French politician (1943–2021)

Joël-Guy Batteux (16 December 1943 – 10 January 2021) was a French politician.

==Biography==
Batteux member of the Socialist Party, the Citizens' Movement, and the Association pour une gauche républicaine before returning to the Socialist Party. He was elected Mayor of Saint-Nazaire in 1983 and served until 2014.

During the 1997 French legislative election, Batteux ran under the Citizens' Movement ticket for the National Assembly seat of Loire-Atlantique's 8th constituency. He received 26% of the vote in the first round, and ceded the seat to the Socialist Party's Claude Évin, who replaced the outgoing Deputy Étienne Garnier. He left the Citizens' Movement in 2002.

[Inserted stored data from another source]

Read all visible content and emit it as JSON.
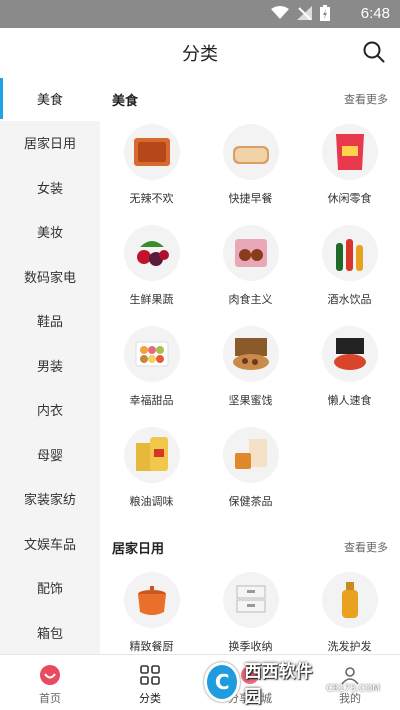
{
  "status": {
    "time": "6:48"
  },
  "header": {
    "title": "分类"
  },
  "sidebar": {
    "items": [
      {
        "label": "美食"
      },
      {
        "label": "居家日用"
      },
      {
        "label": "女装"
      },
      {
        "label": "美妆"
      },
      {
        "label": "数码家电"
      },
      {
        "label": "鞋品"
      },
      {
        "label": "男装"
      },
      {
        "label": "内衣"
      },
      {
        "label": "母婴"
      },
      {
        "label": "家装家纺"
      },
      {
        "label": "文娱车品"
      },
      {
        "label": "配饰"
      },
      {
        "label": "箱包"
      }
    ],
    "active": "美食"
  },
  "sections": [
    {
      "title": "美食",
      "more": "查看更多",
      "items": [
        {
          "label": "无辣不欢"
        },
        {
          "label": "快捷早餐"
        },
        {
          "label": "休闲零食"
        },
        {
          "label": "生鲜果蔬"
        },
        {
          "label": "肉食主义"
        },
        {
          "label": "酒水饮品"
        },
        {
          "label": "幸福甜品"
        },
        {
          "label": "坚果蜜饯"
        },
        {
          "label": "懒人速食"
        },
        {
          "label": "粮油调味"
        },
        {
          "label": "保健茶品"
        }
      ]
    },
    {
      "title": "居家日用",
      "more": "查看更多",
      "items": [
        {
          "label": "精致餐厨"
        },
        {
          "label": "换季收纳"
        },
        {
          "label": "洗发护发"
        }
      ]
    }
  ],
  "tabbar": [
    {
      "label": "首页"
    },
    {
      "label": "分类"
    },
    {
      "label": "分享商城"
    },
    {
      "label": "我的"
    }
  ],
  "watermark": {
    "logo": "C",
    "text": "西西软件园",
    "sub": "CR173.COM"
  },
  "colors": {
    "accent": "#21a1e6",
    "statusbar": "#8a8a8a",
    "sidebar_bg": "#f4f4f4",
    "home_icon": "#e84a5f"
  }
}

In 2008, Batteux was made a member of the Order of the British Empire for his services to relations between France and the United Kingdom as Mayor of Saint-Nazaire. On 23 November of that year, he temporarily took the job of first secretary of the Socialist Party, although he only held the position for a few days. In 2014, he decided not to stand in the mayoral election in Saint-Nazaire, allowing David Samzun to succeed him. In April 2014, he was appointed to the French Economic, Social and Environmental Council.

Joël Batteux died on 10 January 2021 at the age of 77 following complications from surgery.